Scatter plot example to compare price odometerreadings to see how they correlate in a specific car. The idea being that the values of the car can easily be changed to different makes and models on the app using streamlit.

In [157]:
make = "acura"
model = "toyota camry"
one_vehicle = df_vehicles.query(f"make == '{make}'")
one_make = df_vehicles.query(f"model == '{model}'")
y_val="price"
x_val="odometer"
fig=px.scatter(
    one_vehicle,
    title=f'price vs odometer reading of {make} cars',
    #title=f'price vs odometer reading of {model} cars',
    y='price',
    x='odometer'
)
fig.update_layout(xaxis_title='odometer reading',yaxis_title='price ($ USD)')
fig

Plotting a histogram of the odometer readings in the car vs other values such as the condition. the comparison can be changed to other categorical values in the data on the streamline app

In [148]:
comparison='condition'
fig=px.histogram(
        df_vehicles,
        title=f'Histogram of odometer reading frequency per vehicle {comparison}',
        x='odometer',
        color=f'{comparison}',
        nbins=100
    )
fig.update_layout(xaxis_title='Odometer Reading',yaxis_title='Frequency')
fig

Finally making a bar chart to compare the average odometer reading of the vehicles for specific categories of the vehicle.

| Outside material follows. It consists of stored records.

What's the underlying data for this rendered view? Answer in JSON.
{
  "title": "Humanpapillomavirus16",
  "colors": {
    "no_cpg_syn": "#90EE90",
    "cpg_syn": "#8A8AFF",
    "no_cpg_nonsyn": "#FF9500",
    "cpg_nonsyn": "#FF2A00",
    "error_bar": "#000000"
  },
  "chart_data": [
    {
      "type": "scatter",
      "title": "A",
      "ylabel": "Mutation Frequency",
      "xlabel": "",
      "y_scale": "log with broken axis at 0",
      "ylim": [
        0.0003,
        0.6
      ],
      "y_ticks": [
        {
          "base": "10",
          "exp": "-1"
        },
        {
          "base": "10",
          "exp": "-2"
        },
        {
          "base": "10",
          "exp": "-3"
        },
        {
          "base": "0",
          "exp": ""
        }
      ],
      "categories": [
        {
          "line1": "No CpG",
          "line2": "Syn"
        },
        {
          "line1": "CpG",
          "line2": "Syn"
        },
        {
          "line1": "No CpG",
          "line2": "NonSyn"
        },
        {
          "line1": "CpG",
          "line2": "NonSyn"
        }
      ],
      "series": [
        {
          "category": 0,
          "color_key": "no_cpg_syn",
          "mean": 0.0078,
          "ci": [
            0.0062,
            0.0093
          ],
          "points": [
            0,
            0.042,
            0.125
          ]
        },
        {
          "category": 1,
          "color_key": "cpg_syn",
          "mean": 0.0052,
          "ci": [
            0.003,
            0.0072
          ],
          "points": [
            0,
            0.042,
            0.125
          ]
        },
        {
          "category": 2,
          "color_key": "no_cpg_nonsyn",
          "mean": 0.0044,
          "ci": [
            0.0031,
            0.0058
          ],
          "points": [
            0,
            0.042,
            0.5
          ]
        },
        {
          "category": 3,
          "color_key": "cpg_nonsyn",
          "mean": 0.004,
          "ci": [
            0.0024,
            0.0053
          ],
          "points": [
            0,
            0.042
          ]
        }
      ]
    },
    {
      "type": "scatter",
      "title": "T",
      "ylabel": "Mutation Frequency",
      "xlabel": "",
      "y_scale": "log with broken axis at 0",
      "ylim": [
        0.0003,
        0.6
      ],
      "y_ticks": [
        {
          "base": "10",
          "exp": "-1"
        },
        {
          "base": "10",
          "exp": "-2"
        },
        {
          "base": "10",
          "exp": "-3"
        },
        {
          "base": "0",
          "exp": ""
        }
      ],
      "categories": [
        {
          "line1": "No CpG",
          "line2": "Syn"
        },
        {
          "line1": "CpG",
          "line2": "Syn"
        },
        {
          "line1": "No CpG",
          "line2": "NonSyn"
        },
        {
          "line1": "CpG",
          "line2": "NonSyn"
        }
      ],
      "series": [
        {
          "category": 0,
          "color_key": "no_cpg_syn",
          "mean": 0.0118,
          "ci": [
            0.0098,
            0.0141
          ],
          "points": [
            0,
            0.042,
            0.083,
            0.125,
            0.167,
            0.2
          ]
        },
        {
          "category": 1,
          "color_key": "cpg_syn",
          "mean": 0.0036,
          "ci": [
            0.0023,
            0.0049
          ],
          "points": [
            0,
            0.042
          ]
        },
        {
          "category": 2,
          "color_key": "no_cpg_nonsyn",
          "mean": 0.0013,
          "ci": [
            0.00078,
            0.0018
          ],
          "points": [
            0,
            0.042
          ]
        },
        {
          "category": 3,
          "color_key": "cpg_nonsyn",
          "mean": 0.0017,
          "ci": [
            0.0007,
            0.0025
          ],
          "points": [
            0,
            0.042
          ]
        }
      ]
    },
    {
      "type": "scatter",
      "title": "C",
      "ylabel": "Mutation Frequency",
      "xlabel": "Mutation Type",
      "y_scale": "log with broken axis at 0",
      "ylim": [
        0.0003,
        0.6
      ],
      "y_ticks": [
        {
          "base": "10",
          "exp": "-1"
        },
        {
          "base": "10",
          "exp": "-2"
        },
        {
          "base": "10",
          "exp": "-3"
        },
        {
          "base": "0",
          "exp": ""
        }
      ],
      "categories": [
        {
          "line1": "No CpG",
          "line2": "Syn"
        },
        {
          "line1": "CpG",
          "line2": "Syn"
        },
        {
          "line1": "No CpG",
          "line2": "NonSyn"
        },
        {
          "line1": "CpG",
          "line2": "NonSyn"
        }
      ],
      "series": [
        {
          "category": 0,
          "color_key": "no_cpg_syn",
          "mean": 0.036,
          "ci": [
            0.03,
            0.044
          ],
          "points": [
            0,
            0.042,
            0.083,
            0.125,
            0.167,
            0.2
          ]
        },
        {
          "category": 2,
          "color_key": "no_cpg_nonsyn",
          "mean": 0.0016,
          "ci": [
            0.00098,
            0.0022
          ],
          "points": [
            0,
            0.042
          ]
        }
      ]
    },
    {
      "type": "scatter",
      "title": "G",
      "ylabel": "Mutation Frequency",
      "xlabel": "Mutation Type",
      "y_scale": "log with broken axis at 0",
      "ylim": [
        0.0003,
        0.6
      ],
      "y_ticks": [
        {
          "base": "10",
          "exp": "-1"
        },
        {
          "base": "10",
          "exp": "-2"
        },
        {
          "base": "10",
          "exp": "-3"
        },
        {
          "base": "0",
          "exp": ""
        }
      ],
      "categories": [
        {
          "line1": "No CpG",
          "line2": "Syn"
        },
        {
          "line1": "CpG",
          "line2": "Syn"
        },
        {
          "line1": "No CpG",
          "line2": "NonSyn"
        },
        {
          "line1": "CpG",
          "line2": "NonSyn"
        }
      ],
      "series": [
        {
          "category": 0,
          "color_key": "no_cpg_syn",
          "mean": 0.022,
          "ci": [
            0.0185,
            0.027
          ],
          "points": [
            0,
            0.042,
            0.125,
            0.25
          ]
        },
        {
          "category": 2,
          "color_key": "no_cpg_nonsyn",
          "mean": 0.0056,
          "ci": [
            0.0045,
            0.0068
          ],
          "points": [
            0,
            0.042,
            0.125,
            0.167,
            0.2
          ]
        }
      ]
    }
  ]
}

Again the idea being these categories can be changed dynamically on the app using streamlit.

In [146]:
comparison_2 = 'paint_color'
df_od_by_color = df_vehicles.groupby(f'{comparison_2}')['odometer'].mean()
fig=px.bar(
    df_od_by_color,
    title=f'Average odometer reading per vehicle {comparison_2}'
)
fig.update_layout(showlegend=False, yaxis_title='Average Odometer Reading')
fig